Refashioning sweaters is big these days. Felting and making mittens, scarves and all the comfy stuff are some of the most prominent ways of upcycling sweaters. A skirt appears here and there, but rarely resulting in something you would feel comfortable wearing to work.

When I pried this sweater from my husbands hands after a session of persuading him he could not possibly be wearing it any longer as it is completely stretched out and abundant in slovenly stitched holes.

I really liked the sweater because of the combination of lively and formal colours. I really wanted to turn it in a winter skirt that I could wear to work.

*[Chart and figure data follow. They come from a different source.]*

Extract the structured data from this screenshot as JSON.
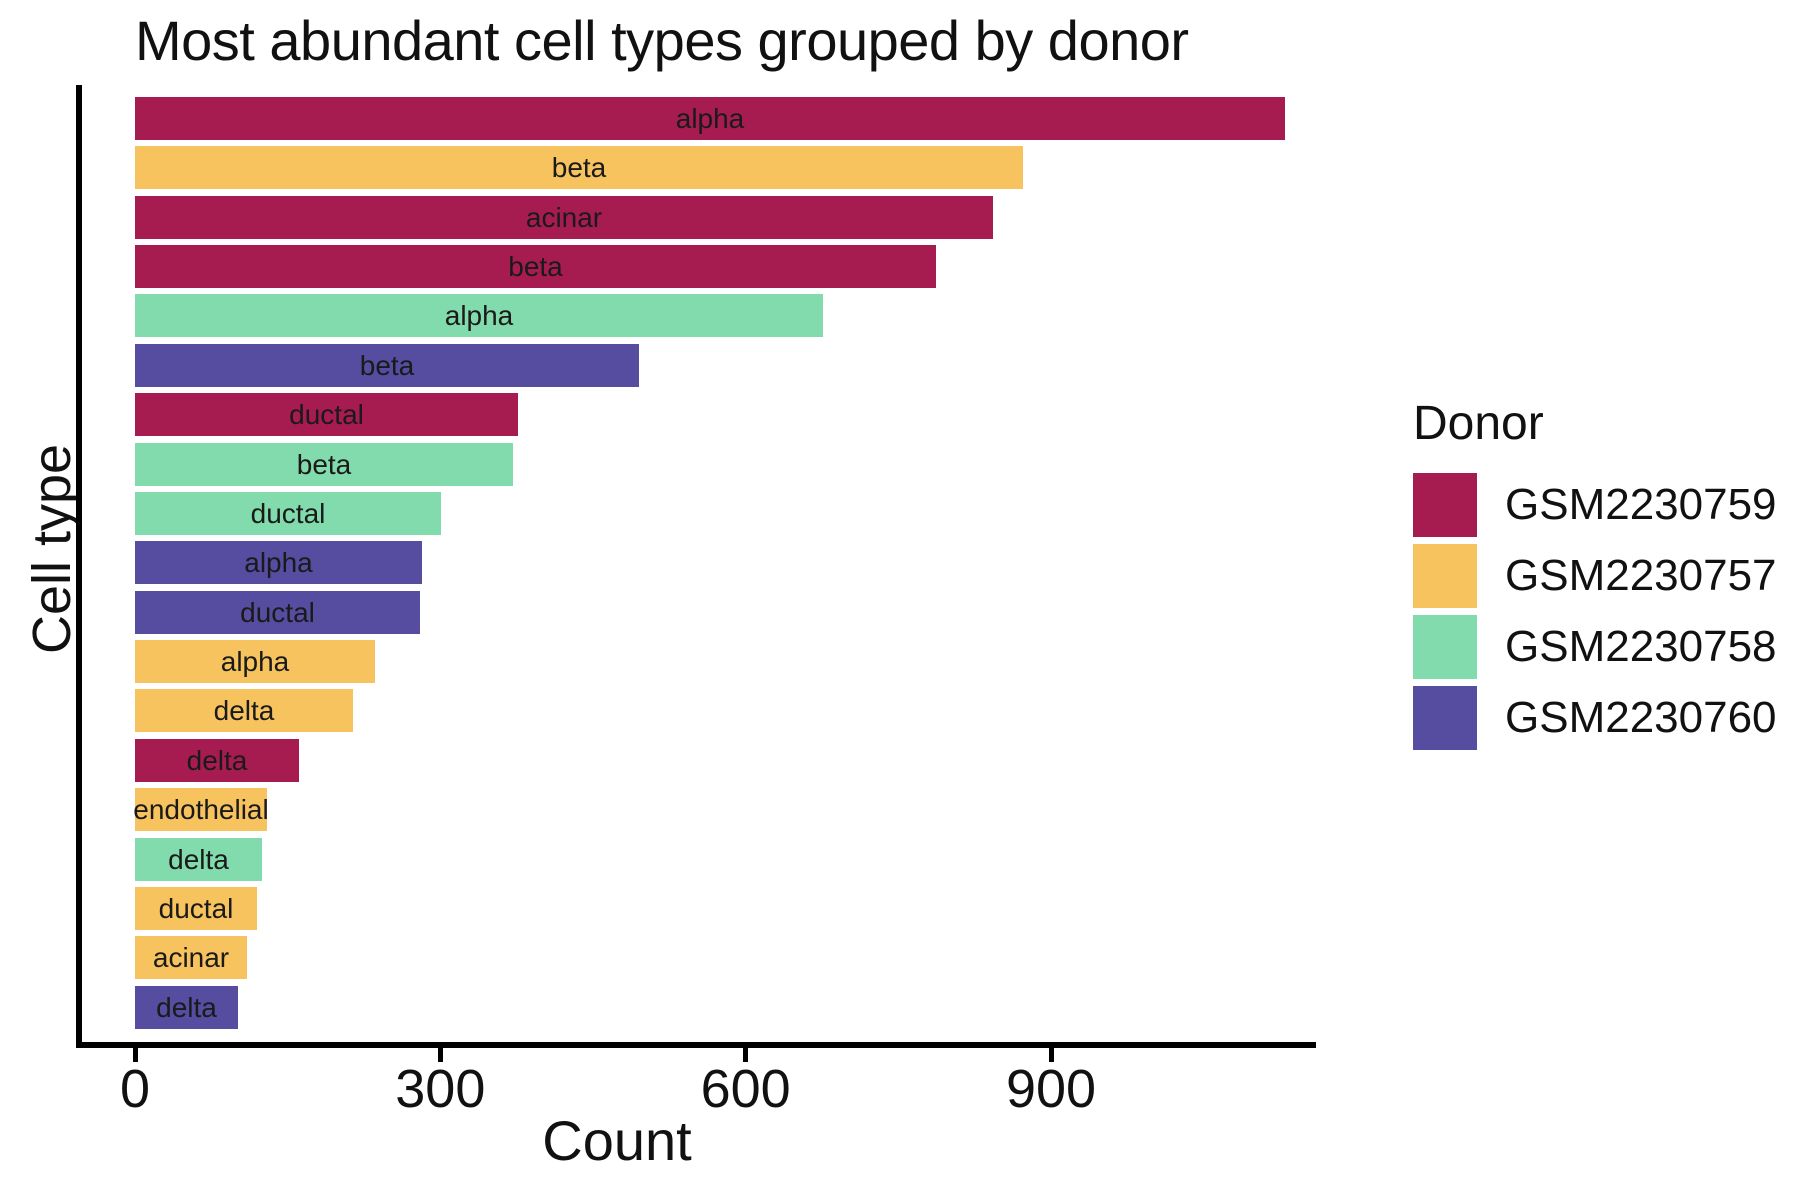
{
  "chart_data": {
    "type": "bar",
    "orientation": "horizontal",
    "title": "Most abundant cell types grouped by donor",
    "xlabel": "Count",
    "ylabel": "Cell type",
    "xlim": [
      0,
      1150
    ],
    "xticks": [
      0,
      300,
      600,
      900
    ],
    "grid": false,
    "legend": {
      "title": "Donor",
      "position": "right"
    },
    "donors": [
      {
        "id": "GSM2230759",
        "color": "#a71c50"
      },
      {
        "id": "GSM2230757",
        "color": "#f7c35f"
      },
      {
        "id": "GSM2230758",
        "color": "#81dbac"
      },
      {
        "id": "GSM2230760",
        "color": "#564ca0"
      }
    ],
    "bars": [
      {
        "cell_type": "alpha",
        "donor": "GSM2230759",
        "count": 1130
      },
      {
        "cell_type": "beta",
        "donor": "GSM2230757",
        "count": 872
      },
      {
        "cell_type": "acinar",
        "donor": "GSM2230759",
        "count": 843
      },
      {
        "cell_type": "beta",
        "donor": "GSM2230759",
        "count": 787
      },
      {
        "cell_type": "alpha",
        "donor": "GSM2230758",
        "count": 676
      },
      {
        "cell_type": "beta",
        "donor": "GSM2230760",
        "count": 495
      },
      {
        "cell_type": "ductal",
        "donor": "GSM2230759",
        "count": 376
      },
      {
        "cell_type": "beta",
        "donor": "GSM2230758",
        "count": 371
      },
      {
        "cell_type": "ductal",
        "donor": "GSM2230758",
        "count": 301
      },
      {
        "cell_type": "alpha",
        "donor": "GSM2230760",
        "count": 282
      },
      {
        "cell_type": "ductal",
        "donor": "GSM2230760",
        "count": 280
      },
      {
        "cell_type": "alpha",
        "donor": "GSM2230757",
        "count": 236
      },
      {
        "cell_type": "delta",
        "donor": "GSM2230757",
        "count": 214
      },
      {
        "cell_type": "delta",
        "donor": "GSM2230759",
        "count": 161
      },
      {
        "cell_type": "endothelial",
        "donor": "GSM2230757",
        "count": 130
      },
      {
        "cell_type": "delta",
        "donor": "GSM2230758",
        "count": 125
      },
      {
        "cell_type": "ductal",
        "donor": "GSM2230757",
        "count": 120
      },
      {
        "cell_type": "acinar",
        "donor": "GSM2230757",
        "count": 110
      },
      {
        "cell_type": "delta",
        "donor": "GSM2230760",
        "count": 101
      }
    ]
  }
}
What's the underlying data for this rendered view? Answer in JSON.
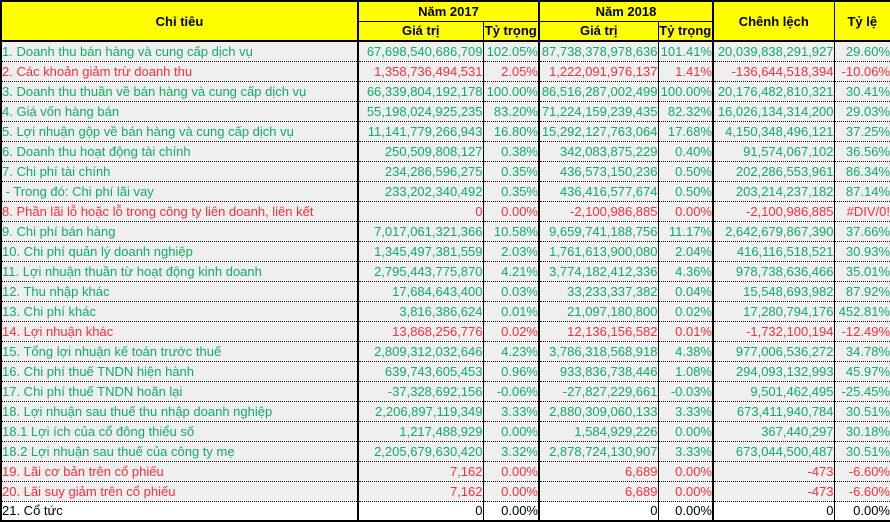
{
  "table": {
    "header": {
      "chi_tieu": "Chỉ tiêu",
      "nam2017": "Năm 2017",
      "nam2018": "Năm 2018",
      "gia_tri_2017": "Giá trị",
      "ty_trong_2017": "Tỷ trọng",
      "gia_tri_2018": "Giá trị",
      "ty_trong_2018": "Tỷ trọng",
      "chenh_lech": "Chênh lệch",
      "ty_le": "Tỷ lệ"
    },
    "colors": {
      "green": "#0fae66",
      "red": "#fc2e3e",
      "black": "#000000",
      "header_bg": "#ffff00",
      "row_bg": "#efefef",
      "last_row_bg": "#ffffff",
      "border": "#000000"
    },
    "rows": [
      {
        "label": "1. Doanh thu bán hàng và cung cấp dịch vụ",
        "v2017": "67,698,540,686,709",
        "p2017": "102.05%",
        "v2018": "87,738,378,978,636",
        "p2018": "101.41%",
        "diff": "20,039,838,291,927",
        "rate": "29.60%",
        "color": "green"
      },
      {
        "label": "2. Các khoản giảm trừ doanh thu",
        "v2017": "1,358,736,494,531",
        "p2017": "2.05%",
        "v2018": "1,222,091,976,137",
        "p2018": "1.41%",
        "diff": "-136,644,518,394",
        "rate": "-10.06%",
        "color": "red"
      },
      {
        "label": "3. Doanh thu thuần về bán hàng và cung cấp dịch vụ",
        "v2017": "66,339,804,192,178",
        "p2017": "100.00%",
        "v2018": "86,516,287,002,499",
        "p2018": "100.00%",
        "diff": "20,176,482,810,321",
        "rate": "30.41%",
        "color": "green"
      },
      {
        "label": "4. Giá vốn hàng bán",
        "v2017": "55,198,024,925,235",
        "p2017": "83.20%",
        "v2018": "71,224,159,239,435",
        "p2018": "82.32%",
        "diff": "16,026,134,314,200",
        "rate": "29.03%",
        "color": "green"
      },
      {
        "label": "5. Lợi nhuận gộp về bán hàng và cung cấp dịch vụ",
        "v2017": "11,141,779,266,943",
        "p2017": "16.80%",
        "v2018": "15,292,127,763,064",
        "p2018": "17.68%",
        "diff": "4,150,348,496,121",
        "rate": "37.25%",
        "color": "green"
      },
      {
        "label": "6. Doanh thu hoạt động tài chính",
        "v2017": "250,509,808,127",
        "p2017": "0.38%",
        "v2018": "342,083,875,229",
        "p2018": "0.40%",
        "diff": "91,574,067,102",
        "rate": "36.56%",
        "color": "green"
      },
      {
        "label": "7. Chi phí tài chính",
        "v2017": "234,286,596,275",
        "p2017": "0.35%",
        "v2018": "436,573,150,236",
        "p2018": "0.50%",
        "diff": "202,286,553,961",
        "rate": "86.34%",
        "color": "green"
      },
      {
        "label": " - Trong đó: Chi phí lãi vay",
        "v2017": "233,202,340,492",
        "p2017": "0.35%",
        "v2018": "436,416,577,674",
        "p2018": "0.50%",
        "diff": "203,214,237,182",
        "rate": "87.14%",
        "color": "green"
      },
      {
        "label": "8. Phần lãi lỗ hoặc lỗ trong công ty liên doanh, liên kết",
        "v2017": "0",
        "p2017": "0.00%",
        "v2018": "-2,100,986,885",
        "p2018": "0.00%",
        "diff": "-2,100,986,885",
        "rate": "#DIV/0!",
        "color": "red"
      },
      {
        "label": "9. Chi phí bán hàng",
        "v2017": "7,017,061,321,366",
        "p2017": "10.58%",
        "v2018": "9,659,741,188,756",
        "p2018": "11.17%",
        "diff": "2,642,679,867,390",
        "rate": "37.66%",
        "color": "green"
      },
      {
        "label": "10. Chi phí quản lý doanh nghiệp",
        "v2017": "1,345,497,381,559",
        "p2017": "2.03%",
        "v2018": "1,761,613,900,080",
        "p2018": "2.04%",
        "diff": "416,116,518,521",
        "rate": "30.93%",
        "color": "green"
      },
      {
        "label": "11. Lợi nhuận thuần từ hoạt động kinh doanh",
        "v2017": "2,795,443,775,870",
        "p2017": "4.21%",
        "v2018": "3,774,182,412,336",
        "p2018": "4.36%",
        "diff": "978,738,636,466",
        "rate": "35.01%",
        "color": "green"
      },
      {
        "label": "12. Thu nhập khác",
        "v2017": "17,684,643,400",
        "p2017": "0.03%",
        "v2018": "33,233,337,382",
        "p2018": "0.04%",
        "diff": "15,548,693,982",
        "rate": "87.92%",
        "color": "green"
      },
      {
        "label": "13. Chi phí khác",
        "v2017": "3,816,386,624",
        "p2017": "0.01%",
        "v2018": "21,097,180,800",
        "p2018": "0.02%",
        "diff": "17,280,794,176",
        "rate": "452.81%",
        "color": "green"
      },
      {
        "label": "14. Lợi nhuận khác",
        "v2017": "13,868,256,776",
        "p2017": "0.02%",
        "v2018": "12,136,156,582",
        "p2018": "0.01%",
        "diff": "-1,732,100,194",
        "rate": "-12.49%",
        "color": "red"
      },
      {
        "label": "15. Tổng lợi nhuận kế toán trước thuế",
        "v2017": "2,809,312,032,646",
        "p2017": "4.23%",
        "v2018": "3,786,318,568,918",
        "p2018": "4.38%",
        "diff": "977,006,536,272",
        "rate": "34.78%",
        "color": "green"
      },
      {
        "label": "16. Chi phí thuế TNDN hiện hành",
        "v2017": "639,743,605,453",
        "p2017": "0.96%",
        "v2018": "933,836,738,446",
        "p2018": "1.08%",
        "diff": "294,093,132,993",
        "rate": "45.97%",
        "color": "green"
      },
      {
        "label": "17. Chi phí thuế TNDN hoãn lại",
        "v2017": "-37,328,692,156",
        "p2017": "-0.06%",
        "v2018": "-27,827,229,661",
        "p2018": "-0.03%",
        "diff": "9,501,462,495",
        "rate": "-25.45%",
        "color": "green"
      },
      {
        "label": "18. Lợi nhuận sau thuế thu nhập doanh nghiệp",
        "v2017": "2,206,897,119,349",
        "p2017": "3.33%",
        "v2018": "2,880,309,060,133",
        "p2018": "3.33%",
        "diff": "673,411,940,784",
        "rate": "30.51%",
        "color": "green"
      },
      {
        "label": "18.1 Lợi ích của cổ đông thiểu số",
        "v2017": "1,217,488,929",
        "p2017": "0.00%",
        "v2018": "1,584,929,226",
        "p2018": "0.00%",
        "diff": "367,440,297",
        "rate": "30.18%",
        "color": "green"
      },
      {
        "label": "18.2 Lợi nhuận sau thuế của công ty mẹ",
        "v2017": "2,205,679,630,420",
        "p2017": "3.32%",
        "v2018": "2,878,724,130,907",
        "p2018": "3.33%",
        "diff": "673,044,500,487",
        "rate": "30.51%",
        "color": "green"
      },
      {
        "label": "19. Lãi cơ bản trên cổ phiếu",
        "v2017": "7,162",
        "p2017": "0.00%",
        "v2018": "6,689",
        "p2018": "0.00%",
        "diff": "-473",
        "rate": "-6.60%",
        "color": "red"
      },
      {
        "label": "20. Lãi suy giảm trên cổ phiếu",
        "v2017": "7,162",
        "p2017": "0.00%",
        "v2018": "6,689",
        "p2018": "0.00%",
        "diff": "-473",
        "rate": "-6.60%",
        "color": "red"
      },
      {
        "label": "21. Cổ tức",
        "v2017": "0",
        "p2017": "0.00%",
        "v2018": "0",
        "p2018": "0.00%",
        "diff": "0",
        "rate": "0.00%",
        "color": "black",
        "bg": "#ffffff"
      }
    ]
  }
}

So, when I hacked the sweater at the bottom of the neckline, I realised the skirt would be too short, and that I would need to find a way to make it the proper length. As I failed to make any pictures in the chopping process, I made a drawing to compensate for it.

Once I have chopped the part of the sweater up to the neckline slit, I continued to deconstruct the remainder of it with the aim of getting rectangular pieces of fabric to elongate the skirt. I got two from sleeves (numbers 1 and 2) which I hoped would be sufficient for what I needed them, which would be okay if I did a single layer.

To give more structure to the skirt, to make it "smart" and to make sure it holds its shape well, I decided to go for double layer for elongating the skirt, so I obviously needed more fabric. The only viable pieces for the job were those marked with numbers 3 and 4.

Since all the rectangles were uneven, I have trimmed those coming from sleeves (no 1 and 2) to be the same. Next, as rectangles 3 and 4 were significantly narrower and overall smaller then 1 and 2, I have stitched them together along the sides neighbouring to the central part of the sweater (where the neckline was). Now, I had 2 equal rectangles and one fairly similar to them. Next up, I have trimmed the third rectangle to match the first two in height.

The process itself entailed using the 'iron-on paper/fabric'. I ironed an inch wide strip around the edge of the 'skirt' and completely covered the matching rectangles. Next up, I have stitched rectangles in form of the cylinder of the matching circumference as the skirt bottom / hem.

I have ironed it, pinned and hemmed. Once I was done stitching, I had to add elastic band to the waist to reinforce the skirt, so it wouldn't slip down the hips throughout the day.